I make art with my heartbreak.  If it helps one person feel less alone it was worth sharing.  If it is only read by me, but it allows me to sleep, it's worth writing.  

And lately I've decided to try to make more positive beautiful things to fill the world with joy.  Don't get me wrong, I'll still write about sadness and darkness.  I think toxic positivity is a blight.  It denies us the true depth of feelings and the ability to heal through grief and sitting with and working through our sadness.  You cannot just plaster a smile on some things and pretend you don't need to feel.  It's not healthy or productive.  But that being said, while I do need to cry and grieve, and talk about my sorrows, I always want there to be hope.  Just like I wrote poetically about the journey through happiness, depression and back in Winter Without Happiness.  I still talk about the darkness, but I don't leave it there, I try to always end with hope.

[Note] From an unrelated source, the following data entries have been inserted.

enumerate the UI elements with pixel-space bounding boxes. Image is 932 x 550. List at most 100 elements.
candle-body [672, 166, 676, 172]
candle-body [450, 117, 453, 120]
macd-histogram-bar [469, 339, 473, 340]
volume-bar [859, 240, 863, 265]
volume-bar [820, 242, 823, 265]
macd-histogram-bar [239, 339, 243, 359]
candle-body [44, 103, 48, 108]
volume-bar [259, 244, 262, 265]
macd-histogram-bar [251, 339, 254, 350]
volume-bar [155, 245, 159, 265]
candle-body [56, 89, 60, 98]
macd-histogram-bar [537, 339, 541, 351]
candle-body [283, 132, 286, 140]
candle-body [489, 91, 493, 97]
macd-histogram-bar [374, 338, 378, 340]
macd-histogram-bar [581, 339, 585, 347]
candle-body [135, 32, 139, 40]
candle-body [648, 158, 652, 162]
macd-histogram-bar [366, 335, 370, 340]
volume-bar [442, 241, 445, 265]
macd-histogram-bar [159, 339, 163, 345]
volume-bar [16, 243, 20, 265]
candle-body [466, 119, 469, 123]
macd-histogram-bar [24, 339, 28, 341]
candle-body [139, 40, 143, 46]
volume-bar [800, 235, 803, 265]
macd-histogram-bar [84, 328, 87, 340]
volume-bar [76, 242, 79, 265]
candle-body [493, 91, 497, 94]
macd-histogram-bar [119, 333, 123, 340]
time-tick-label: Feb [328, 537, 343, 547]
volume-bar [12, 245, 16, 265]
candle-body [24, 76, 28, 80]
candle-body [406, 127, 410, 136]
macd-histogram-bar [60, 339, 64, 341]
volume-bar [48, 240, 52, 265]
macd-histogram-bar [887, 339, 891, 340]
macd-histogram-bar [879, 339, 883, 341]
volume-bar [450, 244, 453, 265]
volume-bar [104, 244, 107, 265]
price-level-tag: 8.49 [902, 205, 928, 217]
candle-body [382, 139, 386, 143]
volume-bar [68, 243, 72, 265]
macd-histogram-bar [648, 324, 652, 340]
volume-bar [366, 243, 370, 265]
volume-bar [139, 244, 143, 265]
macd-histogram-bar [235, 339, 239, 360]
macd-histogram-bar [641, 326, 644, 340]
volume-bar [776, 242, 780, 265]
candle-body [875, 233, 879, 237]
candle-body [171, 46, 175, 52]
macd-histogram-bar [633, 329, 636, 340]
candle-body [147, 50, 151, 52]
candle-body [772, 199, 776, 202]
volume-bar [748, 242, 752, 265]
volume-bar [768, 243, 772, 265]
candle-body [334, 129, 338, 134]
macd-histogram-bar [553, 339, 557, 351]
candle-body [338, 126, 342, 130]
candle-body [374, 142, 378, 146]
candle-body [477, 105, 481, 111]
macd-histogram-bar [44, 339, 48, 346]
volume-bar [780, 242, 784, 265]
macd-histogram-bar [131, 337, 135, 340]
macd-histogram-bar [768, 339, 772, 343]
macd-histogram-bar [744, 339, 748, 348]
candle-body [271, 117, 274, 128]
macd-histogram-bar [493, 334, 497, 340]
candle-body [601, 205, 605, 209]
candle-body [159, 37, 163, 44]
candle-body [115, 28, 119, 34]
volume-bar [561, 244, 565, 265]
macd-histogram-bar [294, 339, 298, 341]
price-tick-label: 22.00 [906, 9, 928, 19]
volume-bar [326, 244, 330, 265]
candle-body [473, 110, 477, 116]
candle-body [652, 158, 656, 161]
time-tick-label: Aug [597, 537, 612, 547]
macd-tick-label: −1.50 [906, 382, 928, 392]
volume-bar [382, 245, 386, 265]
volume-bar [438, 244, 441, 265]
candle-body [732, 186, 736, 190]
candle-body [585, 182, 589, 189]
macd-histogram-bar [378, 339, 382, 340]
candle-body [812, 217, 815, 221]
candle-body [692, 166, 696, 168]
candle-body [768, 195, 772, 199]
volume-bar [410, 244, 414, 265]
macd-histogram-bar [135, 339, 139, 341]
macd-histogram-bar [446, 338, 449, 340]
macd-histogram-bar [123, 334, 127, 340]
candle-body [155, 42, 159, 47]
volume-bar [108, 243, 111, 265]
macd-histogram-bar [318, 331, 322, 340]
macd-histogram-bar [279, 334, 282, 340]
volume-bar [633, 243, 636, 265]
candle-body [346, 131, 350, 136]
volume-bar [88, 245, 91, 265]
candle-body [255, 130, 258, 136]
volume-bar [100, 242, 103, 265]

So, of late, I have been trying to fill the world with hope and joy and beauty.  I'm trying to take my fears and my anxieties and acknowledge them but gently put them to the side and make beautiful things anyway.  I've been trying to write a book and it's hard and I'm nervous about not being good enough.  What if I don't do the story justice?  What if I write it poorly?  What if I don't portray my characters fairly?  What if I really don't have any idea what I'm doing and it all fails horribly?  

Strach the Opossum reading with glasses - photo by Madder Hatter
This is my writing buddy, the opossum named Strach.  He looks capable doesn't he?

If you had to characterize my inner fears and nature as an animal, I'm an opossum.  I'm a terrified baby opossum, with my mouth open swaying back and forth from terror.  About to pass out from fright.  It's not pretty.  It's pathetic really (in a melodramatic and slightly comical way).  So I ordered myself a tiny plush opossum friend to sit beside my computer when I try to write.  I've named him Strach, the Czech word for fear.  Whenever I get nervous I look at Strach and I pet him nicely, talking to him softly with compassion, and I reassure him and my fears, and then I keep writing. 

And this is so common for all creatives to have crippling doubts and horrible unspoken fears of unworthiness.  I've been trying to address this inner fear, this inner critic, this inner doubter with calm logic.  Because these overwhelming fears don't hold up with logic.  What if I can't do justice to the story?  Then I will make edits until I do.  What if I write it poorly?  I will learn to write better through practice and I'll make edits.  What if I don't portray my characters fairly?  I'll have readers help tell me how they feel and I'll write a second draft.  What if I really don't have any idea what I'm doing and it all fails horribly?  I can only fail if I stop trying.  I'll learn what I don't currently know and keep working on it til it works.  I like to address these because there's usually a secret fear under those that comes out last.  For instance, it'll go something like.  What if I'll never be good enough?  Or, I don't know anything!  And you feel so much better if you say, I am good enough to try and I'll keep learning til I get there.  Or, I know lots of things!  And I can always learn more.

So, I'm trying to gently set aside fear and anxiety and hurt and write of hope and beauty.  I'm trying to make art with all the broken pieces of my heart.  

And if it takes me an entire lifetime of creating beautiful things to make up for the pain and sorrow I've witnessed, then it will be a life well lived.